# Baby rats for adoption in January, London ONTARIO area.



## SarahEden (Mar 5, 2013)

I am actually in St Thomas but most people don't know where that is, but I am just south of London. I don't drive so I cannot deliver, but could maybe arrange a ride to meet somewhere. 

I bought a female rat and she was pregnant, had 10 babies on the 13th of November, I figure they will be ready to go the first week of January? 

I don't know sexes or colors yet but will update as I know. I will be keeping 2 females if there are 2 females to keep. 

http://i.imgur.com/QcF3zO4.jpg


----------



## morgang23 (Jun 25, 2010)

Ooh! I might be interested in a boy or two(I've already got 3) 

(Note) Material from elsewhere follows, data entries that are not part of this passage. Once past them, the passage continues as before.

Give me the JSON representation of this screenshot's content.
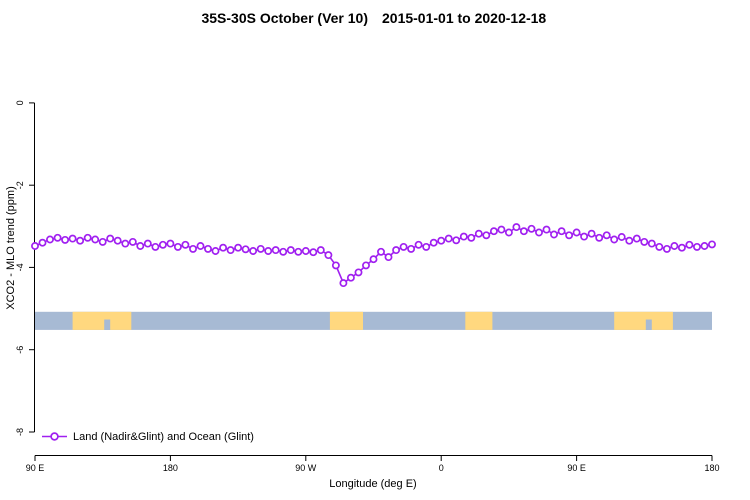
{
  "header": {
    "title_left": "35S-30S October (Ver 10)",
    "title_right": "2015-01-01 to 2020-12-18"
  },
  "legend": {
    "label": "Land (Nadir&Glint) and Ocean (Glint)"
  },
  "chart_data": {
    "type": "line",
    "title": "35S-30S October (Ver 10)   2015-01-01 to 2020-12-18",
    "xlabel": "Longitude (deg E)",
    "ylabel": "XCO2 - MLO trend (ppm)",
    "xlim": [
      90,
      540
    ],
    "ylim": [
      -8.56,
      1.48
    ],
    "grid": false,
    "legend_position": "bottom-left-inside",
    "x_ticks": [
      {
        "value": 90,
        "label": "90 E"
      },
      {
        "value": 180,
        "label": "180"
      },
      {
        "value": 270,
        "label": "90 W"
      },
      {
        "value": 360,
        "label": "0"
      },
      {
        "value": 450,
        "label": "90 E"
      },
      {
        "value": 540,
        "label": "180"
      }
    ],
    "y_ticks": [
      {
        "value": 0,
        "label": "0"
      },
      {
        "value": -2,
        "label": "-2"
      },
      {
        "value": -4,
        "label": "-4"
      },
      {
        "value": -6,
        "label": "-6"
      },
      {
        "value": -8,
        "label": "-8"
      }
    ],
    "land_ocean_band": {
      "y_top": -5.08,
      "y_bottom": -5.52,
      "ocean_color": "#A7BAD4",
      "land_color": "#FFD87F",
      "land_segments": [
        [
          115,
          154
        ],
        [
          286,
          308
        ],
        [
          376,
          394
        ],
        [
          475,
          514
        ]
      ],
      "ocean_notches": [
        [
          136,
          140
        ],
        [
          496,
          500
        ]
      ]
    },
    "series": [
      {
        "name": "Land (Nadir&Glint) and Ocean (Glint)",
        "color": "#A020F0",
        "marker": "open-circle",
        "x": [
          90,
          95,
          100,
          105,
          110,
          115,
          120,
          125,
          130,
          135,
          140,
          145,
          150,
          155,
          160,
          165,
          170,
          175,
          180,
          185,
          190,
          195,
          200,
          205,
          210,
          215,
          220,
          225,
          230,
          235,
          240,
          245,
          250,
          255,
          260,
          265,
          270,
          275,
          280,
          285,
          290,
          295,
          300,
          305,
          310,
          315,
          320,
          325,
          330,
          335,
          340,
          345,
          350,
          355,
          360,
          365,
          370,
          375,
          380,
          385,
          390,
          395,
          400,
          405,
          410,
          415,
          420,
          425,
          430,
          435,
          440,
          445,
          450,
          455,
          460,
          465,
          470,
          475,
          480,
          485,
          490,
          495,
          500,
          505,
          510,
          515,
          520,
          525,
          530,
          535,
          540
        ],
        "values": [
          -3.48,
          -3.4,
          -3.32,
          -3.28,
          -3.33,
          -3.3,
          -3.35,
          -3.28,
          -3.32,
          -3.38,
          -3.3,
          -3.35,
          -3.42,
          -3.38,
          -3.48,
          -3.42,
          -3.5,
          -3.45,
          -3.42,
          -3.5,
          -3.45,
          -3.55,
          -3.48,
          -3.55,
          -3.6,
          -3.52,
          -3.58,
          -3.52,
          -3.56,
          -3.6,
          -3.55,
          -3.6,
          -3.58,
          -3.62,
          -3.58,
          -3.62,
          -3.6,
          -3.63,
          -3.58,
          -3.7,
          -3.95,
          -4.38,
          -4.25,
          -4.12,
          -3.95,
          -3.8,
          -3.62,
          -3.75,
          -3.58,
          -3.5,
          -3.55,
          -3.45,
          -3.5,
          -3.4,
          -3.35,
          -3.3,
          -3.34,
          -3.25,
          -3.28,
          -3.18,
          -3.22,
          -3.12,
          -3.08,
          -3.15,
          -3.02,
          -3.12,
          -3.06,
          -3.15,
          -3.08,
          -3.2,
          -3.12,
          -3.22,
          -3.15,
          -3.25,
          -3.18,
          -3.28,
          -3.22,
          -3.32,
          -3.26,
          -3.35,
          -3.3,
          -3.38,
          -3.42,
          -3.5,
          -3.55,
          -3.48,
          -3.52,
          -3.45,
          -3.5,
          -3.48,
          -3.44
        ]
      }
    ]
  }
}
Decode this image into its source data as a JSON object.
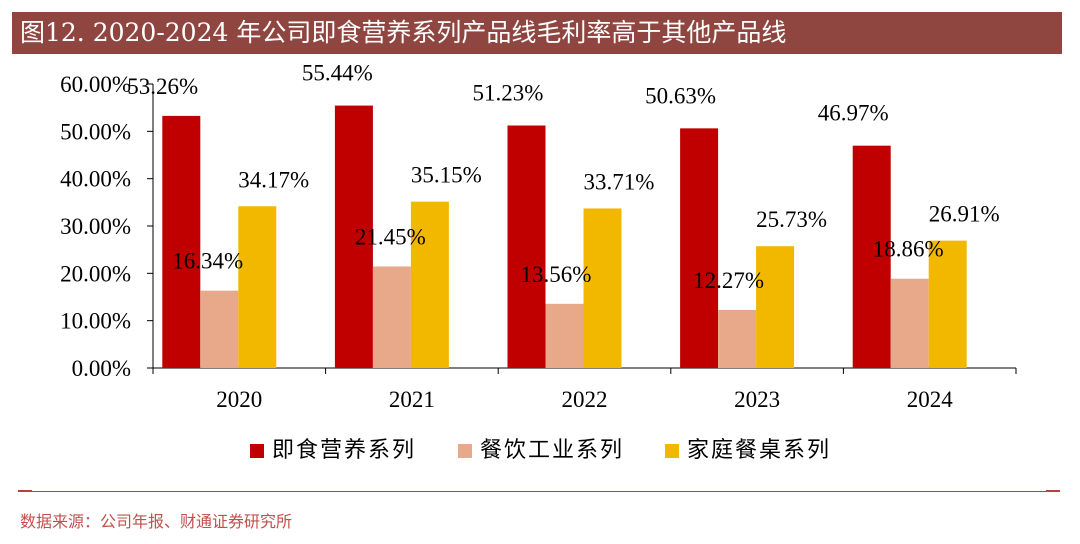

Sent from Petguide.com Free App


----------



## SarahEden (Mar 5, 2013)

Ottawa is about 7 hours from London, just so you know that if you didn't already. I don't drive so the furthest I'd be able to go is to London.


----------



## morgang23 (Jun 25, 2010)

I'm actually in the process of moving to Barrie and I can drive 


Sent from Petguide.com Free App


----------



## SarahEden (Mar 5, 2013)

Ok ok. I think Barrie is about 3 hours or something I haven't been there in quite awhile. 

There is I think 6 boys and 2 have reservations on them already, I will post for sure how many boys there are once I know for sure. It all looks the same to me but I think I got it now.


----------



## morgang23 (Jun 25, 2010)

Ok thanks!  


Sent from Petguide.com Free App


----------